Still on the first floor, the Picture gallery houses the paintings offered to Lucca by Pietro Leopoldo II of Lorrain, after the annexation of the town to the Grand Duchy of Tuscany, including Italian and Flemish paintings from the 16th to the 18th century among which Pontormo, Bronzino, Beccafumi, Veronese, Tintoretto, Salvatore Rosa e Luca Giordano. On the second floor, the Princes’Hall and the Savoy Room can be a pictorial walk into the history of the town, from 1805, the year when Elisa Baciocchi was appointed princess of Lucca and Piombino up to the first kings of Italy.
The palace is also tied to ghosts stories, so often dear to popular imagination.
The most famous one deals with Lucida Mansi, a very attractive libertine, we would today call sex addicted. She used to kill her several lovers after passionate meetings. A turned upside-down gender myth of Bluebeard.
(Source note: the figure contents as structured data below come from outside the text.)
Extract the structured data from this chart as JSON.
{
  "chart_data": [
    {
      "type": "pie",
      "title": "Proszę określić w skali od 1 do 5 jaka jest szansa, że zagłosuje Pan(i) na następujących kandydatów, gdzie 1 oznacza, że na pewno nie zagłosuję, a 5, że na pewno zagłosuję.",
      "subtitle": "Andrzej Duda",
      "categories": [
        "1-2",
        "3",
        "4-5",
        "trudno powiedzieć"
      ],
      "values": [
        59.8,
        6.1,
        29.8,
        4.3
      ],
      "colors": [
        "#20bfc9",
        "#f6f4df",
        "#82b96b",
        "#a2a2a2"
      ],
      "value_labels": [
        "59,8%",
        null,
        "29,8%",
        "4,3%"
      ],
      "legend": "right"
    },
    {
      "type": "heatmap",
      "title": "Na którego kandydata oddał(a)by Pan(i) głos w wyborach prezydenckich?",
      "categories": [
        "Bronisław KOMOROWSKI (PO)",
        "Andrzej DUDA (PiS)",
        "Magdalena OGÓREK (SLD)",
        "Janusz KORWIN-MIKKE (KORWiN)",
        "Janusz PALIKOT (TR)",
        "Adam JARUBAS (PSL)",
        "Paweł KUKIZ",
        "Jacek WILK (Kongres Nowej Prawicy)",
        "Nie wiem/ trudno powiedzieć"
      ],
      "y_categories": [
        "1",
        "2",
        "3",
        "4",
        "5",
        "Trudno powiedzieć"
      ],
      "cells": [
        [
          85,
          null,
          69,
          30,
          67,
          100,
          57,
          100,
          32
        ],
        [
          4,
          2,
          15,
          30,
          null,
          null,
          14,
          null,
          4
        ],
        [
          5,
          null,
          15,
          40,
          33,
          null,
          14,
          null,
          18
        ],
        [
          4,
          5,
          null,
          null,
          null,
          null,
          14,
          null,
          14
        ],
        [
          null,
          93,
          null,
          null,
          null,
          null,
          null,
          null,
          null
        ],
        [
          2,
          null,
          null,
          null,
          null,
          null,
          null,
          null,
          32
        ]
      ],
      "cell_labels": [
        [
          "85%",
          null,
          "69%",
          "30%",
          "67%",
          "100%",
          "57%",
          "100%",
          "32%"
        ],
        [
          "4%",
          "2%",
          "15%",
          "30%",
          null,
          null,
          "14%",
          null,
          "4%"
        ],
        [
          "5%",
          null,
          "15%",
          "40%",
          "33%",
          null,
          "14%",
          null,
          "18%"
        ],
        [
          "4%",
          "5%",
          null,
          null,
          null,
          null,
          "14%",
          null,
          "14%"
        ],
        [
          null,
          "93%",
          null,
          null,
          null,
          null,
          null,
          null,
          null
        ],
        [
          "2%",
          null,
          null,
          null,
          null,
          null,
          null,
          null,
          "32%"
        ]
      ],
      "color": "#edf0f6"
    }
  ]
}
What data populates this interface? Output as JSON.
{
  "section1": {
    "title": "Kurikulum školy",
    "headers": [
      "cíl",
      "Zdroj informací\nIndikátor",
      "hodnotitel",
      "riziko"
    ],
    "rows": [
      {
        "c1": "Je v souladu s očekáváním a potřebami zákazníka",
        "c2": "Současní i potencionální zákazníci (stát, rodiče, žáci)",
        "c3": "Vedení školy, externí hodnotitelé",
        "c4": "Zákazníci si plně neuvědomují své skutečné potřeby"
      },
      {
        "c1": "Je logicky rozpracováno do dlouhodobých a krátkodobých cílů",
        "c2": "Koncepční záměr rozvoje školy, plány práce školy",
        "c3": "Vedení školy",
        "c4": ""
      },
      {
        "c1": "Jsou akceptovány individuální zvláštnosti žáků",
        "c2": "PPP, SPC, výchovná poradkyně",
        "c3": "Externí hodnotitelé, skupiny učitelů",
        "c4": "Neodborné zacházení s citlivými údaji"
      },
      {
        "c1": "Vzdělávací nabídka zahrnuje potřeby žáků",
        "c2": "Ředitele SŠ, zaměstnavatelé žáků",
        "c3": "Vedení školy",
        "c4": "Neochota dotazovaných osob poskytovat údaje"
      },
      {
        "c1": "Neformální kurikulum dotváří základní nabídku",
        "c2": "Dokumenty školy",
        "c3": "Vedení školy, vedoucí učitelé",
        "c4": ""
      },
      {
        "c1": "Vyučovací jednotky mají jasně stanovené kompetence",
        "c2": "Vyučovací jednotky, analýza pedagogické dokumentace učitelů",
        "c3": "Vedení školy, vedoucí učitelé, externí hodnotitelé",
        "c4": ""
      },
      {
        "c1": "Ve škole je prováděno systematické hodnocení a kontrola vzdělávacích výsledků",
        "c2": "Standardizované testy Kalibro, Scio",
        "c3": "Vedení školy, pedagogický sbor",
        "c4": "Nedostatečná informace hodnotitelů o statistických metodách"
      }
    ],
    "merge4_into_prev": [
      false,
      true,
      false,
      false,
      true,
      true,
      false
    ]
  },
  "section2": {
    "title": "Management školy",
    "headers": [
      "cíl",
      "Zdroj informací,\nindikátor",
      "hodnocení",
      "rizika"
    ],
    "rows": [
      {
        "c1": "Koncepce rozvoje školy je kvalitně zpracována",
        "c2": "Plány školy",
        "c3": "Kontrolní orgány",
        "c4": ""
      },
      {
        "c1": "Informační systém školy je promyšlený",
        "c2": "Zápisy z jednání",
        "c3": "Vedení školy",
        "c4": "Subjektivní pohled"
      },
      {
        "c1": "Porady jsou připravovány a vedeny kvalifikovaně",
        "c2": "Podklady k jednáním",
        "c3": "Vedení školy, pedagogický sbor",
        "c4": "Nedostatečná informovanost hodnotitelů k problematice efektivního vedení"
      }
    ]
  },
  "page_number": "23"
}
When Lucida’s beauty starts fading away she promptly makes an agreement with the devil for 30 years’s prolonged charm, in exchanged of her soul. At the fixed deadline she tried unsuccessfully to hide away but the inexorable deal urged the devil to drive, in a fire coach, the lady off to the hell whose gates are placed, according to popular imagination in the lake of Lucca Botanical Garden. Many folk tales enrich this ghost story with amusing details: the sleeping face of Lucida can sometimes be seen on the surface of the lake or, more dramatically, on full moon nights the darting coach, heading to hell, can be glimpsed, accompanied on Lucca Walls. Why not stroll there, trying to catch, with your imagination, the image of this beautiful seventeenth century lady?